2. Involving Your Child Ask your child what they enjoy playing. Let them choose what they want to play. You would be surprised how many parents automatically decide how, what and when they are going to play. Children learn best and enjoy play more when they decide how they want to play and at what pace. Importantly their concentration, enjoyment levels and good behavior increases as a consequence! Hence there are strong “pay-offs” for both the child and parent.
3. Getting Down To Your Child’s Level Preparing for play is important. Make sure you are close to your child, have eye contact and show that you are interested e.g. if your child is playing on the floor, sit on the floor with them.
4. Describing What You See Let your child pick a play activity and as your child is playing just concentrate on describing what you see in a very positive tone of voice e.g. “you have picked up the red brick and are placing it on the blue brick”. This skill will need a lot of practice as you will inevitably want to direct the play by saying such things as “I know lets put this brick on top of this other brick”. Avoid asking questions and copy your child’s play.

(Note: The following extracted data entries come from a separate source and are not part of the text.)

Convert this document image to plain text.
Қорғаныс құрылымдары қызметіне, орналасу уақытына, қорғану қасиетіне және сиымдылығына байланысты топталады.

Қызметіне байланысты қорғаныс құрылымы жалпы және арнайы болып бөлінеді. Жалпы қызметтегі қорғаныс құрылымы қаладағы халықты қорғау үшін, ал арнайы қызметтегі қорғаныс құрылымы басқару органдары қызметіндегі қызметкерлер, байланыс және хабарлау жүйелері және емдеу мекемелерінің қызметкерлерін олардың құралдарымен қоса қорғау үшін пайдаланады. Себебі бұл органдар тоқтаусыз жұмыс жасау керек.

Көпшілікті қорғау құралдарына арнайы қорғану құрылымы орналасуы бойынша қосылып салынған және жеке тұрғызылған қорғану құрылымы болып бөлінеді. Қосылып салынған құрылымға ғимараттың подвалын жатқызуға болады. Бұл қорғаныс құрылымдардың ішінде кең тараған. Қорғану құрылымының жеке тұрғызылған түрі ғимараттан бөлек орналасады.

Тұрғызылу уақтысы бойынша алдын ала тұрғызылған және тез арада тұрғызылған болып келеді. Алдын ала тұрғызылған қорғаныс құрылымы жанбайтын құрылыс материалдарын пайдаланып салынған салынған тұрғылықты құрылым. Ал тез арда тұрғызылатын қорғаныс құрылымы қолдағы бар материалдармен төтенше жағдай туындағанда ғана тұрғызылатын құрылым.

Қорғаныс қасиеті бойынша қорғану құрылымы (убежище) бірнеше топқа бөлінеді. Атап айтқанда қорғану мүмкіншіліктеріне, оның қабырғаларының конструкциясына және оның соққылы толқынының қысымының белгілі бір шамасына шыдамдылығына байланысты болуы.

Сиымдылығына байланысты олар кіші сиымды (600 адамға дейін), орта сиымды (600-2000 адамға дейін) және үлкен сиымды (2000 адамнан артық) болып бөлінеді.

5. Praising What You See When you feel totally comfortable with describing what you see, try to begin to use descriptive praise i.e. “what a good girl for putting that red brick on the blue brick”. Be close when you praise, smile, get eye contact, use touches, hugs and strokes. Be sincere and genuine and praise as soon as possible after the good behaviour in order to encourage them to repeat it. Your child needs to know that you are pleased in order for them to learn self-confidence and to explore further. They are learning to be co-operative rather than to be defiant.